Un duelo que ha transcurrido, como prácticamente todos los duelos vinculados a violaciones a derechos humanos durante el conflicto armado interno, a lo largo de casi tres décadas y media.
Hacia finales de 1979, la barbarie criminal de la acción contrainsurgente, a la vez que ejecutaba extrajudicialmente o detenía y secuestraba al liderazgo social y político, iniciaba también las masacres en el campo. El norte de Quiché empezaba a ser escenario de acciones violentas que significaron visitas de mujeres de Cotzal y Chajul para denunciar lo que representaba la ocupación militar de los territorios mayas en la zona. Mostraban los restos de mazorcas quemadas como carbones y narraban los horrores que representaba la vida en ese entonces.
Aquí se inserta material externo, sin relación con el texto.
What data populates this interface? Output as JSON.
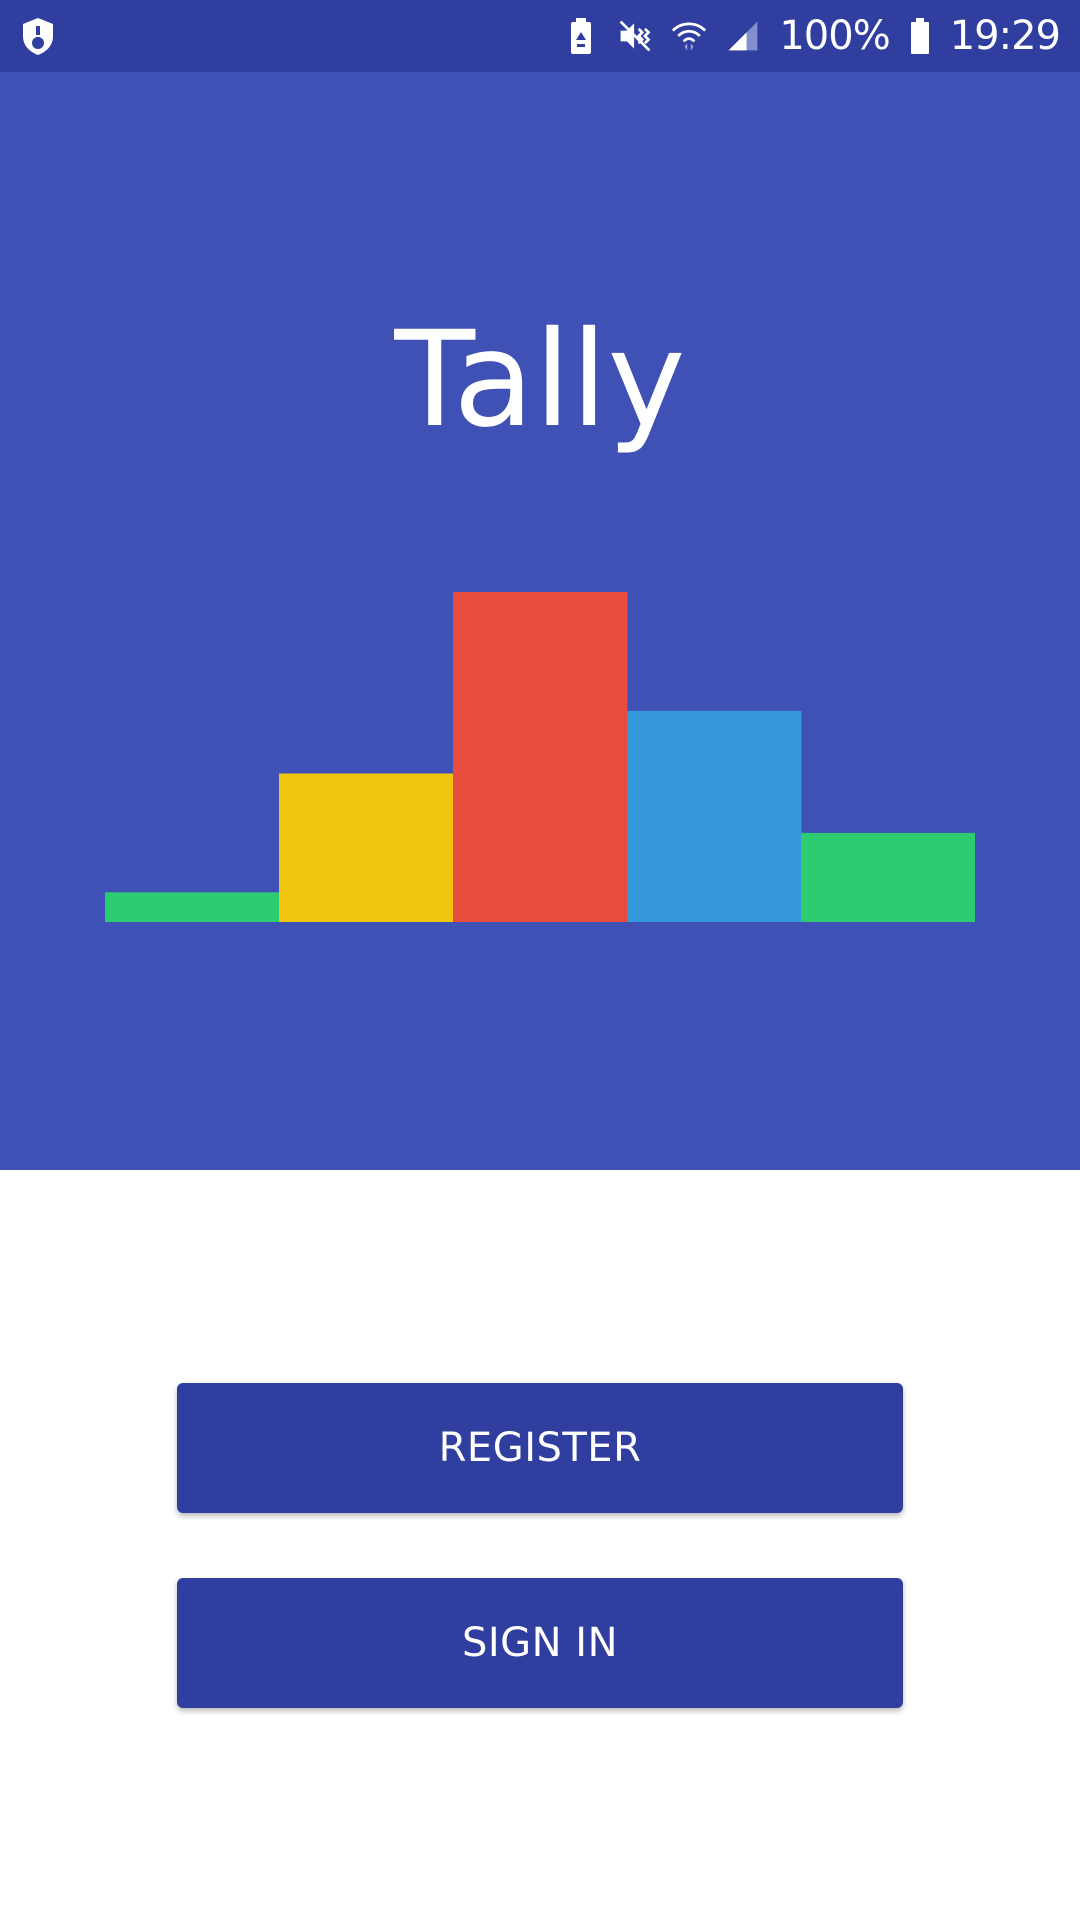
{
  "status_bar": {
    "background": "#303F9F",
    "left_icons": [
      "shield-icon"
    ],
    "right_icons": [
      "battery-saver-icon",
      "vibrate-mute-icon",
      "wifi-icon",
      "cellular-signal-icon",
      "battery-icon"
    ],
    "battery_text": "100%",
    "time": "19:29"
  },
  "hero": {
    "background": "#3F51B5",
    "app_title": "Tally",
    "logo_bars": [
      {
        "value": 0.09,
        "color": "#2ECC71"
      },
      {
        "value": 0.45,
        "color": "#F1C40F"
      },
      {
        "value": 1.0,
        "color": "#E74C3C"
      },
      {
        "value": 0.64,
        "color": "#3498DB"
      },
      {
        "value": 0.27,
        "color": "#2ECC71"
      }
    ]
  },
  "actions": {
    "register_label": "REGISTER",
    "signin_label": "SIGN IN",
    "button_color": "#303F9F"
  }
}
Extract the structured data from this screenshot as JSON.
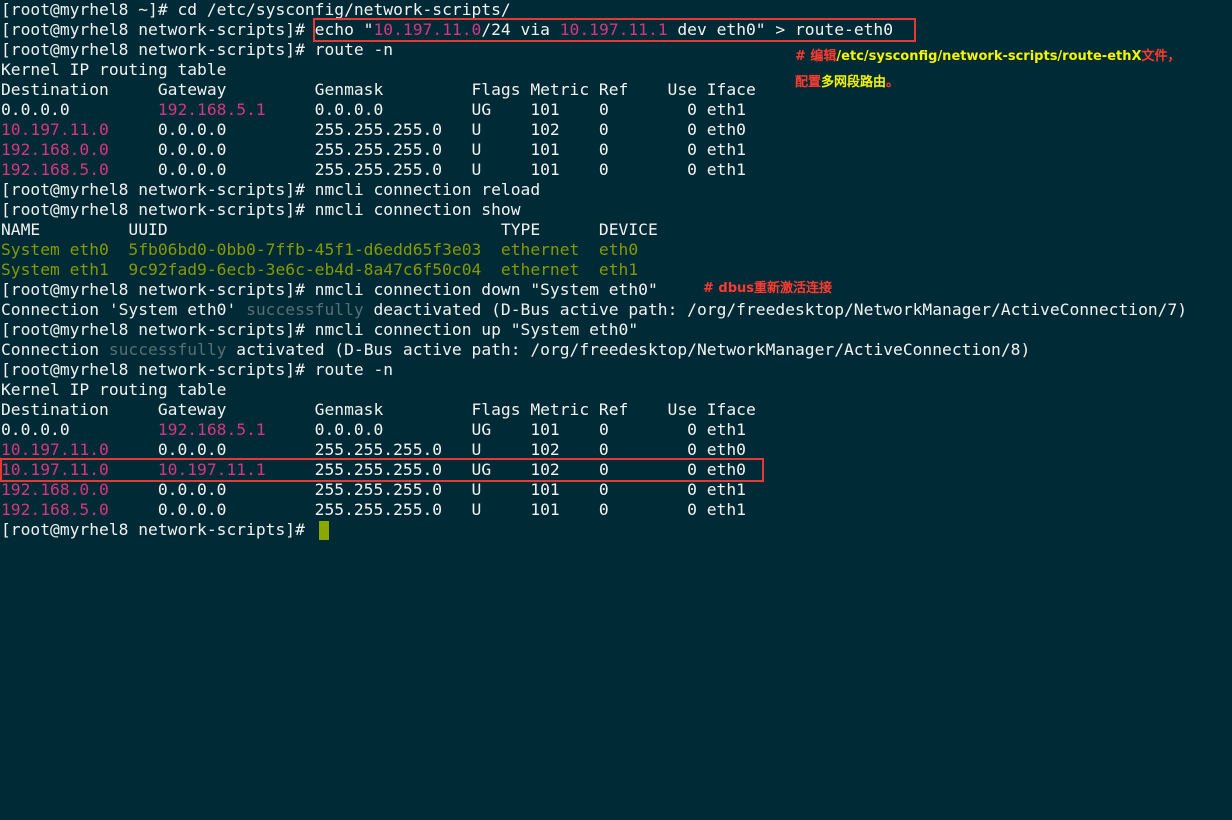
{
  "prompt": "[root@myrhel8 network-scripts]# ",
  "lines": {
    "l01": "[root@myrhel8 ~]# cd /etc/sysconfig/network-scripts/",
    "l02_pre": "[root@myrhel8 network-scripts]# ",
    "l02_a": "echo \"",
    "l02_b": "10.197.11.0",
    "l02_c": "/24 via ",
    "l02_d": "10.197.11.1",
    "l02_e": " dev eth0\" > route-eth0",
    "l03": "[root@myrhel8 network-scripts]# route -n",
    "l04": "Kernel IP routing table",
    "l05": "Destination     Gateway         Genmask         Flags Metric Ref    Use Iface",
    "l06_a": "0.0.0.0         ",
    "l06_b": "192.168.5.1",
    "l06_c": "     0.0.0.0         UG    101    0        0 eth1",
    "l07_a": "10.197.11.0",
    "l07_b": "     0.0.0.0         255.255.255.0   U     102    0        0 eth0",
    "l08_a": "192.168.0.0",
    "l08_b": "     0.0.0.0         255.255.255.0   U     101    0        0 eth1",
    "l09_a": "192.168.5.0",
    "l09_b": "     0.0.0.0         255.255.255.0   U     101    0        0 eth1",
    "l10": "[root@myrhel8 network-scripts]# nmcli connection reload",
    "l11": "[root@myrhel8 network-scripts]# nmcli connection show",
    "l12": "NAME         UUID                                  TYPE      DEVICE",
    "l13_a": "System eth0  5fb06bd0-0bb0-7ffb-45f1-d6edd65f3e03  ethernet  eth0",
    "l14_a": "System eth1  9c92fad9-6ecb-3e6c-eb4d-8a47c6f50c04  ethernet  eth1",
    "l15": "[root@myrhel8 network-scripts]# nmcli connection down \"System eth0\"",
    "l16_a": "Connection 'System eth0' ",
    "l16_b": "successfully",
    "l16_c": " deactivated (D-Bus active path: /org/freedesktop/NetworkManager/ActiveConnection/7)",
    "l17": "[root@myrhel8 network-scripts]# nmcli connection up \"System eth0\"",
    "l18_a": "Connection ",
    "l18_b": "successfully",
    "l18_c": " activated (D-Bus active path: /org/freedesktop/NetworkManager/ActiveConnection/8)",
    "l19": "[root@myrhel8 network-scripts]# route -n",
    "l20": "Kernel IP routing table",
    "l21": "Destination     Gateway         Genmask         Flags Metric Ref    Use Iface",
    "l22_a": "0.0.0.0         ",
    "l22_b": "192.168.5.1",
    "l22_c": "     0.0.0.0         UG    101    0        0 eth1",
    "l23_a": "10.197.11.0",
    "l23_b": "     0.0.0.0         255.255.255.0   U     102    0        0 eth0",
    "l24_a": "10.197.11.0",
    "l24_b": "     ",
    "l24_c": "10.197.11.1",
    "l24_d": "     255.255.255.0   UG    102    0        0 eth0",
    "l25_a": "192.168.0.0",
    "l25_b": "     0.0.0.0         255.255.255.0   U     101    0        0 eth1",
    "l26_a": "192.168.5.0",
    "l26_b": "     0.0.0.0         255.255.255.0   U     101    0        0 eth1",
    "l27": "[root@myrhel8 network-scripts]# "
  },
  "annotations": {
    "note1_a": "# 编辑",
    "note1_b": "/etc/sysconfig/network-scripts/route-ethX",
    "note1_c": "文件，",
    "note1_d": "配置",
    "note1_e": "多网段路由",
    "note1_f": "。",
    "note2": "# dbus重新激活连接"
  },
  "colors": {
    "background": "#002b36",
    "text": "#f2f2f2",
    "ip_highlight": "#d33682",
    "connection_name": "#859900",
    "dim": "#586e75",
    "box": "#e53935",
    "note_red": "#ff3b30",
    "note_yellow": "#f5f500"
  }
}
Cansados de pedir el cese de la represión, optaron por acciones de impacto político que hicieran visible la tragedia que vivían en el campo. De allí que decidieran organizar la ocupación de una delegación diplomática para llamar la atención del mundo. El 31 de enero de 1980 ingresaron y tomaron pacíficamente el inmueble que albergaba a la embajada de España. El gobierno, presidido por el general Fernando Romeo Lucas García, respondió con cruel brutalidad. No solo irrespetó los tratados internacionales que implicaban extraterritorialidad para la representación diplomática sino también las más elementales reglas humanas de respeto a la vida.
El gobierno de Guatemala, mediante la intervención de las fuerzas de seguridad prendió fuego al lugar y no permitió el ingreso de auxilio alguno. La mayoría de los ocupantes de la embajada, incluidos dos exfuncionarios de gobierno guatemalteco, murieron por la acción del Estado. Ninguno murió por haber ocupado la Embajada, fueron asesinados por el Estado que emprendió una acción criminal en respuesta a la movilización indígena y campesina que reclamaba su derecho a la vida.
Pedro García Arredondo, en ese entonces jefe de una unidad policial responsable de la acción represiva, comandó a parte del grupo que asaltó el sitio. Obedecía órdenes de sus superiores, el Director de la Policía, coronel German Chupina Barahona; el ministro de gobernación, Donaldo Álvarez Ruiz y el entonces gobernante, Lucas García. De los tres jefes, solo Álvarez Ruiz está vivo pero prófugo de la justicia, en tanto que García Arredondo es el único procesado en el juicio.
El capítulo cuyo cierre puede iniciar con este juicio, es un episodio fundamental en la historia por la justicia en Guatemala. Construirlo sin obstáculos que promuevan la impunidad y sin acciones de retardo malicioso es una oportunidad no solo para que víctimas y familiares procesen el duelo, sino también para que como sociedad intentemos restañar las heridas. No hacerlo es mantener abierto el agujero del dolor y seguir alimentado el monstruo de la impunidad.
Monstruo que se nutre día con día, de la continuada desaparición forzada de más de 45 mil víctimas cuyo paradero aún es desconocido. Tal el caso del niño Marco Antonio Molina Theissen, detenido desaparecido en octubre de 1981 cuando apenas tenía 14 años de edad. El sistema nos debe justicia por esta y todas las desapariciones, pero en especial, le debe justicia a sus familias. Madres, hermanas, hijas, esposas, cuyos pasos han roturado las calles de este país, en busca del hilo perdido de la presencia de sus seres queridos.
Por eso es emblemático este juicio, como lo fue el proceso por genocidio, como lo es el juicio por violencia sexual en Sepur Zarco, como lo son los pocos casos que se avanzan en busca de justicia para las víctimas de la barbarie, la impunidad y el olvido. Rigoberta Menchú Tum, las mujeres de la familia Molina Theissen, las mujeres de Sepur Zarco, todas ellas son hoy un estandarte que levanta la lucha por la memoria, la verdad y la justicia.